The Cypriot husband filed for a divorce from the Romanian wife, in Cyprus. The wife raised preliminary points of law. The main divorce and the interim proceedings were adjourned eight times in 9 months, six times by the parties, and twice by the courts. In the meantime, the Cypriot immigration authorities issued a deportation order against the wife, who resisted on the basis that she needed to be able to attend the divorce proceedings. After the wife's deportation the divorce was granted, but the wife's appeal was eventually allowed, on the basis that she should have been permitted to remain in Cyprus for the trial. After over 5 years, the divorce was finally granted. The husband complained that the length of proceedings had been unreasonable, in breach of Art 6(1) of the European Convention for the Protection of Human Rights and Fundamental Freedoms 1950.

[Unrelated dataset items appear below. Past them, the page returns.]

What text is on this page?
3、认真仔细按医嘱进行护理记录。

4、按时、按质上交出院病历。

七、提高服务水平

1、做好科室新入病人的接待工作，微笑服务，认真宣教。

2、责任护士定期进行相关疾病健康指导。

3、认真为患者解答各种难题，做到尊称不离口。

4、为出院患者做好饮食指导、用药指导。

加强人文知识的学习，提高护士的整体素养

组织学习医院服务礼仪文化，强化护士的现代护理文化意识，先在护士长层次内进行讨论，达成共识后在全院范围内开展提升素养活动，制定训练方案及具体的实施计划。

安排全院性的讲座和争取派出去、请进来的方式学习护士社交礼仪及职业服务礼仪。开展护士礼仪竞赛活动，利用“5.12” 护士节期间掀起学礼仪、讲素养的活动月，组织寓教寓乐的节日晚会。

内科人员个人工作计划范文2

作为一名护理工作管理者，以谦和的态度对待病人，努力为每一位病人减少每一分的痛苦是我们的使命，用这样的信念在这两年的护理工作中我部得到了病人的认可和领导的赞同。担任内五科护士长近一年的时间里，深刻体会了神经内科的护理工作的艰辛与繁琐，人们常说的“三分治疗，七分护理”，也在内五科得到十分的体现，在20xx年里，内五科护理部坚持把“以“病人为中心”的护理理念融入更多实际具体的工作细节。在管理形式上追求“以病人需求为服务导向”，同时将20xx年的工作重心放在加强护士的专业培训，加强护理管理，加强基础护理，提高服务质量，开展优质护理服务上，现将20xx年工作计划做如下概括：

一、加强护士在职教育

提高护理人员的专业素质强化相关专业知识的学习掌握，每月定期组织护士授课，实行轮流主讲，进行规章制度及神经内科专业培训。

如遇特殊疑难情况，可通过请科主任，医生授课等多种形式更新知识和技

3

Although there had been no breach of the Art 8 right to respect for family life, and no breach of the Art 12 right to marry, the length of proceedings had been excessive and failed to meet the 'reasonable time' requirement, in breach of Art 6(1). The nature of the case had not been complex. On the whole there had been no major delays attributable to the husband, although there had been considerable delays at the first instance and appeal stages. Special diligence had been required because of the possible consequences which delay might have, notably on enjoyment of the right to respect for family life.